To achieve this, we harness and analyze data about “geomarkers” or place-based factors that we know affect mental health. We curate and maintain a geomarker library multiple researchers are using to identify prevention and mitigation strategies for specific risk factors, such as air pollution, greenspace and community poverty.

Nearly half of mental illnesses begin in childhood, with half of these conditions continuing into the adult years. It’s our goal to develop tools that allow us to identify trajectories of mental health early enough in a person’s life so that we can alter their trajectory and prevent mental illness. Geomarkers early in the life course represent chemical and non-chemical stressors that play synergistic roles in the development of mental illness.

Precision Population Health

Geomarkers are powerful predictors of a population’s health. What’s missing are the methods and tools to make reproducible geomarker assessment widely accessible and easily used by biomedical researchers.

Examples of geomarkers include:

  • Air pollution
  • Water pollution
  • Housing characteristics
  • Community material deprivation
  • Crime and violence
  • Access to community resources and healthcare
  • Climate change, extreme weather, natural disasters, wildfires
  • Greenspace and land use
  • Community resilience and social capital

Access to geomarker data opens the door for going from precision medicine to precision population health. To get there, we must overcome a few hurdles. Precise geolocation information is considered protected health information, which presents obstacles to data sharing and analysis.

It’s also difficult to automatically link geomarker data to existing studies and electronic health record (EHR) databases.

Curated, Public Geomarker Library

With funding from an R01 grant, we developed a curated and standardized library of geomarker assessment tools that researchers can use for efficient, automated and reproducible linkage of geomarkers to their own data. We are developing a generalized framework that can be used to operationalize spatiotemporal exposure assessment data, tools and knowledge.

Our research envisions a sustainable resource to fuel the advancement of precision population health. To this end, we have worked to:

  • Create an initial library based on software containerization and automated metadata collection and publishing
  • Conduct a test implementation within an existing electronic health record informatics data pipeline
  • Obtain feedback from users and consumers
  • Create a framework for geomarker tool development that allows any user to interact with the software in a consistent and user-friendly way
  • Allow public toolset development so anyone can provide feedback and modifications or additions

The software, framework and library are free and open source. We want geomarker data and methods to be more findable, accessible, interoperable and reusable (FAIR).

Air Pollution’s Impact

Multiple studies from Cincinnati Children’s researchers already show the link between air pollution and mental health issues in children.

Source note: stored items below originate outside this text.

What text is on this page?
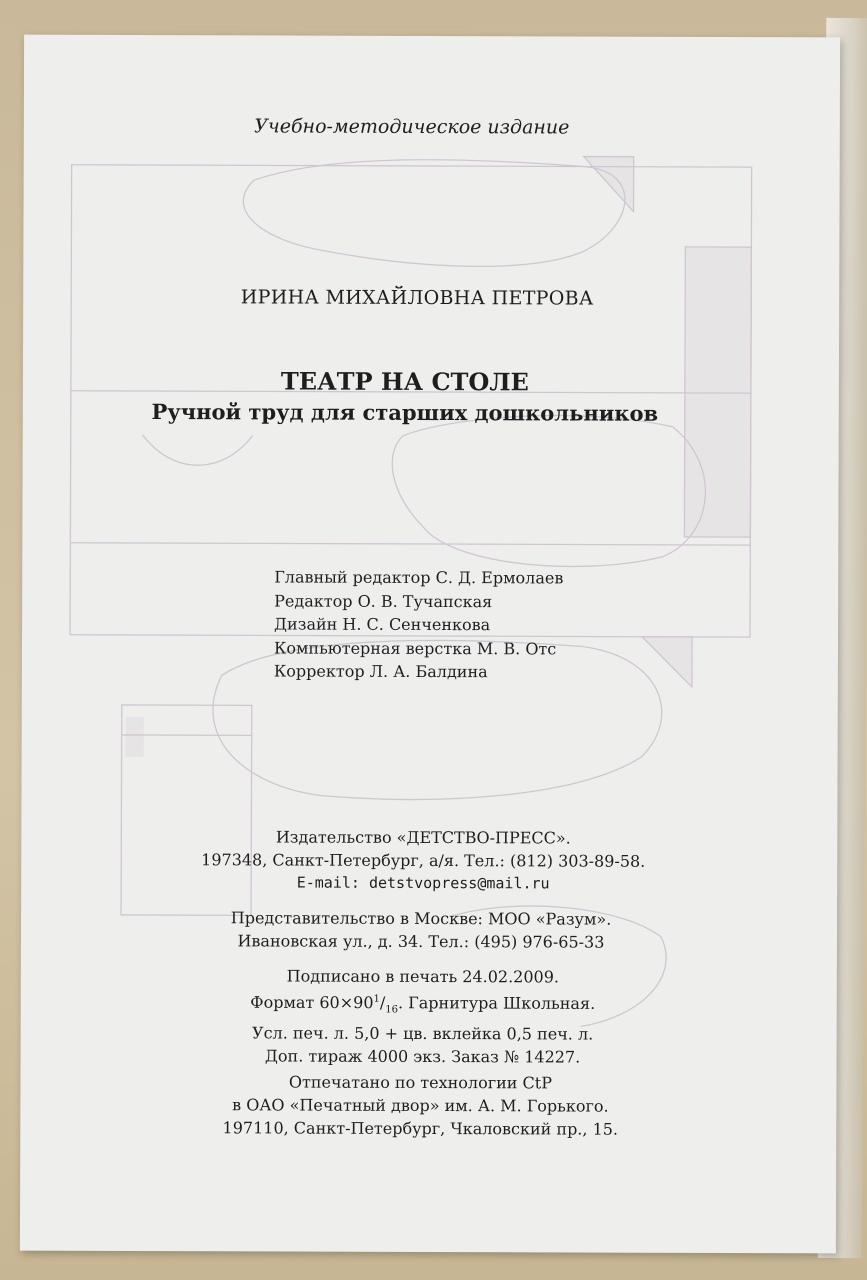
Учебно-методическое издание

ИРИНА МИХАЙЛОВНА ПЕТРОВА

ТЕАТР НА СТОЛЕ

Ручной труд для старших дошкольников

Главный редактор С. Д. Ермолаев
Редактор О. В. Тучапская
Дизайн Н. С. Сенченкова
Компьютерная верстка М. В. Отс
Корректор Л. А. Балдина
Издательство «ДЕТСТВО-ПРЕСС».
197348, Санкт-Петербург, а/я. Тел.: (812) 303-89-58.
E-mail: detstvopress@mail.ru
Представительство в Москве: МОО «Разум».
Ивановская ул., д. 34. Тел.: (495) 976-65-33
Подписано в печать 24.02.2009.
Формат $60\times 90^1/_{16}$. Гарнитура Школьная.
Усл. печ. л. 5,0 + цв. вклейка 0,5 печ. л.
Доп. тираж 4000 экз. Заказ № 14227.
Отпечатано по технологии CtP
в ОАО «Печатный двор» им. А. М. Горького.
197110, Санкт-Петербург, Чкаловский пр., 15.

Our current work focuses on studying the relationships between:

  • Daily changes in ambient fine particulate matter and pediatric psychiatric exacerbations
  • Early life exposures to air pollution and increased risk of mental disorders during adolescence
  • Community characteristics and increased susceptibility to these air pollution-related health effects

For example, one of our recent studies found that exposure to airborne lead early in life is linked to anxiety and behavioral problems in adolescence.

Our partnership with the Oak Ridge National Laboratory in Tennessee gives us access to powerful and precise computer systems to further our work. 

We believe this novel work represents a first step toward allocating future regulatory efforts and resources and developing enhanced primary and secondary prevention and mitigation strategies.